Grid view with quick filters
This was a more structural direction. Here, we changed the Management Level and Department links into quick filters on a right-side panel: clicking "C-Level" would apply the filter inline instead of redirecting to Advanced Search. We also changed the table from cards to a grid so each row could show more per contact (CRM status, engagement, location), which users said they wanted so they could decide faster.
The layout restructure was deemed too expensive for the MVP, and changing how the Management and Department links worked risked disrupting existing habits.
Future direction
Other teams were reworking the company page in parallel, moving the Overview info to a left panel. We sketched what the Employees tab could look like inside that layout: grid view, quick filters above the table, AI-recommended contacts as the default. The Management Level and Department widgets moved below the fold, still there to support existing habits, but no longer competing with the contacts that mattered. This concept was parked for when the new page layout would ship.
Final design
Product opted for a smaller, lower-risk MVP:
(1) The Buying Group filter is off by default so users can see other employees without being forced through that filter first.
(2) AI-recommended contacts are added as a new default filter, surfacing a short, curated set based on the user's past activity, bypassing the need to filter to find the few contacts users actually want to talk to. A one-time intro popover notified users about the new default.
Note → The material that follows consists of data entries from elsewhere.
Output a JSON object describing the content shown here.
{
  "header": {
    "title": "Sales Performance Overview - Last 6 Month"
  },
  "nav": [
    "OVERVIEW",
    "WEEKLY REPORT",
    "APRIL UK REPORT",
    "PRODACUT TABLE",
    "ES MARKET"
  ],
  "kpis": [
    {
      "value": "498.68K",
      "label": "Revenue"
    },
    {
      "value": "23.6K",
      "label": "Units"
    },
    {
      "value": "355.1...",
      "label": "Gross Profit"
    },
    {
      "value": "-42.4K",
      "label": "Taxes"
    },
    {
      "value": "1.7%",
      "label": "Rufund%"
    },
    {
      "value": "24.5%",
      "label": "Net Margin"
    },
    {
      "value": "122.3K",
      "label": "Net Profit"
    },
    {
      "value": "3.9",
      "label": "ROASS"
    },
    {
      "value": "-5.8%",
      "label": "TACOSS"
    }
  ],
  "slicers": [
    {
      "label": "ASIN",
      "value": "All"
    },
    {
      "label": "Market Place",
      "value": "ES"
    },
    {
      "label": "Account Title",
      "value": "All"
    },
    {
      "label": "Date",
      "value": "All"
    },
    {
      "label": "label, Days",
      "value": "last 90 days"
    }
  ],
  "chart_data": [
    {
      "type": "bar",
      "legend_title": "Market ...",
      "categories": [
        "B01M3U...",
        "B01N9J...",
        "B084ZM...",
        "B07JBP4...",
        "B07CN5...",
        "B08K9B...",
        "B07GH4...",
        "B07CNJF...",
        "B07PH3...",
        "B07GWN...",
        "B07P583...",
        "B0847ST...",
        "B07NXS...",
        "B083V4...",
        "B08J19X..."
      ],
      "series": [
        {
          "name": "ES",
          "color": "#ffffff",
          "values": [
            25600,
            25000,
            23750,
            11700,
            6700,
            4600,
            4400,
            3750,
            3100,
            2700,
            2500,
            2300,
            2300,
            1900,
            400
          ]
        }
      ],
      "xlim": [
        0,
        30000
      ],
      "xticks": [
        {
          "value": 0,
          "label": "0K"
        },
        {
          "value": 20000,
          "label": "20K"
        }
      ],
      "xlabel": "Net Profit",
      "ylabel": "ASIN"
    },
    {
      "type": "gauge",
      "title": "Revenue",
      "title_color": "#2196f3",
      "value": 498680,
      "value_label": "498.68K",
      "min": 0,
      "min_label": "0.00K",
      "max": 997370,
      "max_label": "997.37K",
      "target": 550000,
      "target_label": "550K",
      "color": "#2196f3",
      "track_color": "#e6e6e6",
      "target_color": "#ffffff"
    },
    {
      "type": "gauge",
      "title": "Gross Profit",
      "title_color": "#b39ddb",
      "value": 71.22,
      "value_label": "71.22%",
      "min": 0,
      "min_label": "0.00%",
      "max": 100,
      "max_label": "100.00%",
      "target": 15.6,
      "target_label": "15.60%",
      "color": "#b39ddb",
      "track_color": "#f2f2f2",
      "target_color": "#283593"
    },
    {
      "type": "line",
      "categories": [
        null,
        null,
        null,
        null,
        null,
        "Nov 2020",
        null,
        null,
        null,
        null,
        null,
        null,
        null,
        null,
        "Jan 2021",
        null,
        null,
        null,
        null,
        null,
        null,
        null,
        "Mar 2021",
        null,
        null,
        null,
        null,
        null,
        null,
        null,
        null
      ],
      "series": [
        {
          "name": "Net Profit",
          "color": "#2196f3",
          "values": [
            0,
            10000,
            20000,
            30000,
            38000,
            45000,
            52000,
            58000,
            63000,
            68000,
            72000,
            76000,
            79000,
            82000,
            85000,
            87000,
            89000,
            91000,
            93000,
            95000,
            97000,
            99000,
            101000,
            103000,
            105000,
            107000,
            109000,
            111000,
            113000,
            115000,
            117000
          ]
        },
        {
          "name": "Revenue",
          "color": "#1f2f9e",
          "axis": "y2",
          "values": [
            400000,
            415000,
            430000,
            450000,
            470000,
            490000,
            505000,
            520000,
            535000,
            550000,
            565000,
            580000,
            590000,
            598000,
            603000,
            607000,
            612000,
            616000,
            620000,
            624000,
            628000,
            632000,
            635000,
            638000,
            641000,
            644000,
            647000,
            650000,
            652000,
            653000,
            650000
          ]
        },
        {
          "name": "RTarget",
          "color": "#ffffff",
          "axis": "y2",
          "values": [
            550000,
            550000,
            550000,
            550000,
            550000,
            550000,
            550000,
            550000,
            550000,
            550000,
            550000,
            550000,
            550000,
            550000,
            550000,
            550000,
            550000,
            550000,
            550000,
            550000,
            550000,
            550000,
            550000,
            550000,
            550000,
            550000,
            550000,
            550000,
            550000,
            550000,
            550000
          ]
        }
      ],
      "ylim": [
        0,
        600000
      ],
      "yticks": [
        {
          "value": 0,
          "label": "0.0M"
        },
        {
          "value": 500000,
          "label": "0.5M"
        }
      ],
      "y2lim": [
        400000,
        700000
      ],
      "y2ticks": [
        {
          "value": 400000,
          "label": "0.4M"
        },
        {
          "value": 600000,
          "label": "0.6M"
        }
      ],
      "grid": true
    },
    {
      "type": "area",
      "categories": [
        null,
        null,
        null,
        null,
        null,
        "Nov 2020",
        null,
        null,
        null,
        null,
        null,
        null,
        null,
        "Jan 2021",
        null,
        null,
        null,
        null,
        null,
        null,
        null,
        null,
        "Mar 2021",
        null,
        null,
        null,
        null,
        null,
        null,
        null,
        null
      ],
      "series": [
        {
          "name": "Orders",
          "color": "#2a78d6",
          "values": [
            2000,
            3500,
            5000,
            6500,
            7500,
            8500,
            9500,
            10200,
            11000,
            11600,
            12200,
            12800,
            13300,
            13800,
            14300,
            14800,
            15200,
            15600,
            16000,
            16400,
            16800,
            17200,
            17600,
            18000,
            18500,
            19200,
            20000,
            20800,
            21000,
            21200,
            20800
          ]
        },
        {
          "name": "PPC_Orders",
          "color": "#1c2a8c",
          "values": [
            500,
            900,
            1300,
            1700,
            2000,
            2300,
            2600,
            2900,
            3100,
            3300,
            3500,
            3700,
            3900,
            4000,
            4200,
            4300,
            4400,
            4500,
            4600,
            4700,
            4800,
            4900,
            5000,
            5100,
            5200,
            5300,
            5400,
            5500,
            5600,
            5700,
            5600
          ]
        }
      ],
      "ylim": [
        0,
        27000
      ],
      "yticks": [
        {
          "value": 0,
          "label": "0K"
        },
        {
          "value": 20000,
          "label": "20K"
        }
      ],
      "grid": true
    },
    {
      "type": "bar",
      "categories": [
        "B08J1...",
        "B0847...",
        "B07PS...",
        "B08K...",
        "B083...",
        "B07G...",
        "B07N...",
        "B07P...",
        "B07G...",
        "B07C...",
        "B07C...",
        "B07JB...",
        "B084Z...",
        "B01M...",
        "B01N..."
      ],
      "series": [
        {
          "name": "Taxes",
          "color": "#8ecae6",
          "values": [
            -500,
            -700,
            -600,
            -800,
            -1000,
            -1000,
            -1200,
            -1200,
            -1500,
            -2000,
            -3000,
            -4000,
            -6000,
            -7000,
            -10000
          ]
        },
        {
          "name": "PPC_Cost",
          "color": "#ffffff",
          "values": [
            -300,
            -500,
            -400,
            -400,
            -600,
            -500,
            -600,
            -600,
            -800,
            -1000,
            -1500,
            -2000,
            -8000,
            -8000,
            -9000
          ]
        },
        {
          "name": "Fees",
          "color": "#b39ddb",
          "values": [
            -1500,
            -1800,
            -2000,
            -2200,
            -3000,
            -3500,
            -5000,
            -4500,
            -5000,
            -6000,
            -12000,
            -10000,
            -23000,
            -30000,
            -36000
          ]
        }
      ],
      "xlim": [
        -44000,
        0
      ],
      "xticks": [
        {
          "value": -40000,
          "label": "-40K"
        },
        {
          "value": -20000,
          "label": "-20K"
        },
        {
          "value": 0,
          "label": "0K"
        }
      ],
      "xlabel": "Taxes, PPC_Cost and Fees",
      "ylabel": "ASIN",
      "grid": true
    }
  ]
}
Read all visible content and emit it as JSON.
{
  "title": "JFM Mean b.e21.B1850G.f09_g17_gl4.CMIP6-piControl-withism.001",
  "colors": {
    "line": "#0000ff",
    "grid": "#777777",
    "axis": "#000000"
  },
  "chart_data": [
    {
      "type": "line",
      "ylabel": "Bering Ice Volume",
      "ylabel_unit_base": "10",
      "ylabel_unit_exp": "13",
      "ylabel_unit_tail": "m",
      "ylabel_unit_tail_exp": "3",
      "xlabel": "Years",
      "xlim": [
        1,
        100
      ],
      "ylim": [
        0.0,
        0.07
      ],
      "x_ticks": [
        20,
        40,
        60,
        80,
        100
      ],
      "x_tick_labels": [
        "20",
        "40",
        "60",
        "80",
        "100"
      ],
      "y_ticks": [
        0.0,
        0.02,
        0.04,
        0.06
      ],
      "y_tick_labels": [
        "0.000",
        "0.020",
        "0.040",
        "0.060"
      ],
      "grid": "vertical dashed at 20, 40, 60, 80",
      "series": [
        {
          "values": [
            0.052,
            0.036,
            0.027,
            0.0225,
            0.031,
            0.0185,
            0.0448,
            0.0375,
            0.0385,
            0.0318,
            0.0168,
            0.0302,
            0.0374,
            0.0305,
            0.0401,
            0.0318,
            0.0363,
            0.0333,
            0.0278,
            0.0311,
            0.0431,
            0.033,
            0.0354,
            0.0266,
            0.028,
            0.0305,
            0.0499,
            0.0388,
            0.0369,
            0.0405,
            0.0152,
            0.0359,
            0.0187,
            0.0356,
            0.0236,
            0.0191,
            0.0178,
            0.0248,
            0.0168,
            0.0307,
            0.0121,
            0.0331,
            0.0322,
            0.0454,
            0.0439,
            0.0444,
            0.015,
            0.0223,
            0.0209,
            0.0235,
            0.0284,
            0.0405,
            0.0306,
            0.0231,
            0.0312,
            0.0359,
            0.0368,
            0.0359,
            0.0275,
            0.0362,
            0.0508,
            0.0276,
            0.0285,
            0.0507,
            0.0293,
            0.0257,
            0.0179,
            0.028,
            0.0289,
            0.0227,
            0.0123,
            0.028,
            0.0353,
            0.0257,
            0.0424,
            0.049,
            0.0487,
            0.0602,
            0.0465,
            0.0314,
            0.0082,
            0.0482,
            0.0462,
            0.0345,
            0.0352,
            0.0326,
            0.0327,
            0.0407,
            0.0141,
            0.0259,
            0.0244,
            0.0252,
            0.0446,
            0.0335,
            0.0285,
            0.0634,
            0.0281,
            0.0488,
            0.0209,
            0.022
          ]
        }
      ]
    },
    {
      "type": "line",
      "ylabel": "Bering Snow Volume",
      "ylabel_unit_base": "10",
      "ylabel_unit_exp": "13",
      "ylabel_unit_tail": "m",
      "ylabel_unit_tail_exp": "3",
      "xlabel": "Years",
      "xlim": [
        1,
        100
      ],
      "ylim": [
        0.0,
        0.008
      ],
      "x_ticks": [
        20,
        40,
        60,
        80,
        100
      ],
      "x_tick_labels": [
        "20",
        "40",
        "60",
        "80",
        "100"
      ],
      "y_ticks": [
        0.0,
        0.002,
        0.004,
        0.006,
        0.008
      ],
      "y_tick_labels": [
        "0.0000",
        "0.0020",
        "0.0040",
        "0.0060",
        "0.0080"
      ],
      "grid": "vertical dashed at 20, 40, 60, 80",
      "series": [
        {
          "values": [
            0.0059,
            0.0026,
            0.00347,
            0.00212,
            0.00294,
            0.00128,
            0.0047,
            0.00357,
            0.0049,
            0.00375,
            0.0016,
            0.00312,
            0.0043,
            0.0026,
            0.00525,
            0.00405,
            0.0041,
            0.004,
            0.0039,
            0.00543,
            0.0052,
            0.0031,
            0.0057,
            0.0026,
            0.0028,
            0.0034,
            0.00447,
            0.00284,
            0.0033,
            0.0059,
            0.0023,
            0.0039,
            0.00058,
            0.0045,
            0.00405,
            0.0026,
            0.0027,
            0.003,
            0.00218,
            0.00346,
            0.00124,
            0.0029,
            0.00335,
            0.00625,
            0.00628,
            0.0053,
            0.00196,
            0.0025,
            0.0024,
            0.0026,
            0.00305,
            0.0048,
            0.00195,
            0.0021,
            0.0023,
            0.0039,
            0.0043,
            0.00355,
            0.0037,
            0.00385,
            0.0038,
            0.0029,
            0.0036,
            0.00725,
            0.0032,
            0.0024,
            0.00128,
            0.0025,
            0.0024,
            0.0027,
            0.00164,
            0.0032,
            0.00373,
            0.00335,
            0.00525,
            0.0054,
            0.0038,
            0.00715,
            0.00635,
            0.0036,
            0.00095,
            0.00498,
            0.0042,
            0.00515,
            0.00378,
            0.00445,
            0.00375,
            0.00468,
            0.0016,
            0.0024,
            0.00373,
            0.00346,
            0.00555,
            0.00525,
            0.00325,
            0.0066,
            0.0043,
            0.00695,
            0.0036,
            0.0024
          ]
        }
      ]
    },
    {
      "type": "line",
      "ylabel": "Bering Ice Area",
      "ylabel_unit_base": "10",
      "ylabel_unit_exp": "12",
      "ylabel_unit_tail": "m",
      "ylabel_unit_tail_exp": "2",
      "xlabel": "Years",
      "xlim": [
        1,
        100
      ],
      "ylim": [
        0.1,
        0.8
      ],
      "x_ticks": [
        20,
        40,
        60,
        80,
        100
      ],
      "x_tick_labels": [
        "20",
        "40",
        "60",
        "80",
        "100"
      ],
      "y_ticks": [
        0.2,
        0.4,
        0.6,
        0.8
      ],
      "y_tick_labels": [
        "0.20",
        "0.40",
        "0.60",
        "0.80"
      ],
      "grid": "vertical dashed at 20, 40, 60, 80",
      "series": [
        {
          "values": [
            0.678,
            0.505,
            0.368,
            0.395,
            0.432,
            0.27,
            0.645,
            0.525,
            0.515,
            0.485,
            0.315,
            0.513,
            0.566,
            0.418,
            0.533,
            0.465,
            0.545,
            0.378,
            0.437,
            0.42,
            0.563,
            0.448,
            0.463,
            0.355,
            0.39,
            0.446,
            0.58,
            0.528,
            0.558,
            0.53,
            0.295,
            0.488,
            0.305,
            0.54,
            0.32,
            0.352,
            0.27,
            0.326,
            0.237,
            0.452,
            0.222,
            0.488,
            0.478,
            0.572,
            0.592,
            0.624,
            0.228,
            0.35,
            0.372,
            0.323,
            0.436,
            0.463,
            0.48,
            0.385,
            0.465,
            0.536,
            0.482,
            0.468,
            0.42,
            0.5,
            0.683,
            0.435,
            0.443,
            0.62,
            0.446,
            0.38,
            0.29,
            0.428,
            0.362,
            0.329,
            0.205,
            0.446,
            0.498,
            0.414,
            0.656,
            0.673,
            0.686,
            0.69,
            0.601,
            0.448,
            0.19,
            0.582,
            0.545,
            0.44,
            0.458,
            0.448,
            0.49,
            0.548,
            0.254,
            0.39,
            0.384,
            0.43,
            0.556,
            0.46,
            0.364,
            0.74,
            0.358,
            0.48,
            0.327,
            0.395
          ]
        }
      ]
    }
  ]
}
(3) The missing filters users said they needed are added: job title, department, management level, location, and more.
Management Level and Employees by Department links were kept untouched to avoid disrupting existing workflows and keep the MVP small.
Reflection
I went on parental leave before release, so I didn't see post-launch feedback. What I would've wanted to measure was whether the AI-recommended list kept prospecting on the Employees tab instead of pushing users to Advanced Search, and whether the model's picks matched who users actually reached out to. Looking back, I'd also run a second round of interviews before finalizing the designs, as that would've helped us pick a direction with more confidence.